Cold outbound
Reaching someone who did not ask to hear from you. The psychological contract is that you have no right to their attention; you have to earn it in the first sentence, or you have lost it. The job is not to close. The job is to earn a reply.
- Specificity is everything. A cold email that references something specific about the reader reads as human. One that could have been sent to anyone reads as spam. Our ICP gets a lot of both. They know the difference immediately.
- The value-to-ask ratio must be high. You are asking for their time with no prior relationship. The email must give something (an insight, an observation, a real reason to think) before it asks for anything.
- One ask, and it must be soft. Ask for a reply, not a meeting. Ask for a thought, not a demo. The ask scales with the relationship. This relationship has not started yet.
Name something specific to them. Not a value claim. A real observation.
- One specific observation about them or their work (one sentence)
- One reason that observation is relevant to what Visualist does (one sentence)
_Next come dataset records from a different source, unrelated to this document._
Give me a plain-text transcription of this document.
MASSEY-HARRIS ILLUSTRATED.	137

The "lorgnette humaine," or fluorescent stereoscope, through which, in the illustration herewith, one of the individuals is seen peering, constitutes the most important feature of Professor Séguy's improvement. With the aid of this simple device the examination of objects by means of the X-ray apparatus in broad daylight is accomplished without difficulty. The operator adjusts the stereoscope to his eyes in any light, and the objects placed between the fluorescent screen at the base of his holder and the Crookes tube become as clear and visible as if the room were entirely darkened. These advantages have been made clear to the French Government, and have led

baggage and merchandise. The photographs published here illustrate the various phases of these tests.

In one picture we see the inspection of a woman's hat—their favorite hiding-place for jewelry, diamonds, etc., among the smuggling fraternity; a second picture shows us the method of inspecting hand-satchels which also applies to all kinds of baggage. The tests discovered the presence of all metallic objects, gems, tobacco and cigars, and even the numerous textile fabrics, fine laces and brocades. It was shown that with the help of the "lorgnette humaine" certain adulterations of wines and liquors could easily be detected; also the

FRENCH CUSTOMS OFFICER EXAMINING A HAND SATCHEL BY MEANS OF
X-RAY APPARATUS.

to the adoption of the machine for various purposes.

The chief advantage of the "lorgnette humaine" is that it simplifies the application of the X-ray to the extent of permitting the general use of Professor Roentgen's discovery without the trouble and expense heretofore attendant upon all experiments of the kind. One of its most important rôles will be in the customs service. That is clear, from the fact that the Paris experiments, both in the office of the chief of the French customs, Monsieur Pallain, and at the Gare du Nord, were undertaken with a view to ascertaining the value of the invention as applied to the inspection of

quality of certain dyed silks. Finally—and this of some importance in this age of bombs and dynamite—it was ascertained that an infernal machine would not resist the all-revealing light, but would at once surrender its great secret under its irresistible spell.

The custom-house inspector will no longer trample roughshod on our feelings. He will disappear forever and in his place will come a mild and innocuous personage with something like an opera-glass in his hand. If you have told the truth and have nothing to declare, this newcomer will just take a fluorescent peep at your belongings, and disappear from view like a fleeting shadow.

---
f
- One soft ask: a reply, a thought, a yes or no (one sentence)
Hi [name],
We'd love to show you how Visualist can help you unlock the potential to streamline your workflow and scale your business.
Don't hesitate to reach out if you'd like to chat!
Warmly, The Visualist Team
Hi Sofia,
Saw your Calloway project on your site. The material palette is exceptional. Curious how long the supplier coordination took on something at that scale.
We built Visualist specifically for studios like yours. It handles the coordination layer so you can take on more without the overhead.
Worth a look?
Three emails, spaced four to five days apart. Each takes a different angle. Email 1: the specific observation. Email 2: a different angle, a question about their process or a relevant insight. Email 3: a short close. Acknowledge they may not be the right fit right now, leave the door open. If no reply after three emails, stop.